Fortunately it is about fully executable changes, which do not symbolize radical adjustments and are sustainable in the long term. For example: bet on replacing with a bowl of whole grain cereal or oatmeal, the typical white flour bagel breakfast. The same thing happens with snacks, entrees, and side dishesComprehensive alternatives are easy to choose, and they will undoubtedly make a big difference over time.

Ancient grains: the best option

During the last decade in the United States and Europe, ancient grains have gained popularity and previously little explored options such as quinoa, farro and amaranth have positioned themselves as an exceptional nutritional ally. They are rich in protein, vitamins, minerals, antioxidants and, of course, fiber. According to information released by the Whole Grains Council, these grains have remained virtually unchanged for the past hundreds of years.
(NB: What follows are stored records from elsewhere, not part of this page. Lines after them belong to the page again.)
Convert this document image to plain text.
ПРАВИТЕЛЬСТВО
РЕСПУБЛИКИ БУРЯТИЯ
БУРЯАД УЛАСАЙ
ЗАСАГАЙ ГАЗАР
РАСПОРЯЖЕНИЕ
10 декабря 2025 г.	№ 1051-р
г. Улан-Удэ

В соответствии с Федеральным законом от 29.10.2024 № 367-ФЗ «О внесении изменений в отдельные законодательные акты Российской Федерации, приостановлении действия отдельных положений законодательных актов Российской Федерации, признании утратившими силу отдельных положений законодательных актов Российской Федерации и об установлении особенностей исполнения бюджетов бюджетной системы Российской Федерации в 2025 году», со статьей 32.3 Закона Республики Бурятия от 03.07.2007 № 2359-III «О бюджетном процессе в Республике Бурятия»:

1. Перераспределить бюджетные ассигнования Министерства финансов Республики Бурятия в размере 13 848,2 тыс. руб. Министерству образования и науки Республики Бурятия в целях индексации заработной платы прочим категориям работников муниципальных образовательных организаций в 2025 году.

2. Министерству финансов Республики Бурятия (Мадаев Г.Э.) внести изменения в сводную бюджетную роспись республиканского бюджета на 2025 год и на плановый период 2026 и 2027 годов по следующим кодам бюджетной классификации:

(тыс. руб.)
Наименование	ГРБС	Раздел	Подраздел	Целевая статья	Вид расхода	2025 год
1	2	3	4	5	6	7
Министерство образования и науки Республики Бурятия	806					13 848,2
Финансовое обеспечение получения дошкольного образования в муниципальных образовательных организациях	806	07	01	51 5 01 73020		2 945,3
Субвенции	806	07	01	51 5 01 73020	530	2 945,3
A great recommendation is integrate the consumption of ancient grains into everyday dishes: as a base for salads and ceviches, in breakfasts, in the preparation of homemade bakery, garnishes and soups. While there are some variants that are not as famous as others, The alternatives are varied and are successfully adapted to all tastes. Some good choices are several varieties of wheat: spelled, Khorasan (Kamut) wheat, freekeh, bulgur, farro, einkorn, and emmer; the grains of millet, barley, teff, oats and sorghum; and pseudo-cereals such as quinoa, amaranth, buckwheat and chia seeds.

Undoubtedly, these types of studies actively join the trend that invites us to consume natural, whole foods and free of processing. We are what we eat and through these adjustments we will be able to strengthen the immune system and intestinal flora, prevent diseases and infections, improve mood and physical and mental performance. Don’t wait any longer and go ahead and integrate a generous variety of these rich and ancient grains, they are basic superfoods for prevent the deterioration of health that the aging process brings and a great ally in the prevention of all kinds of chronic diseases related to physical, mental and emotional health.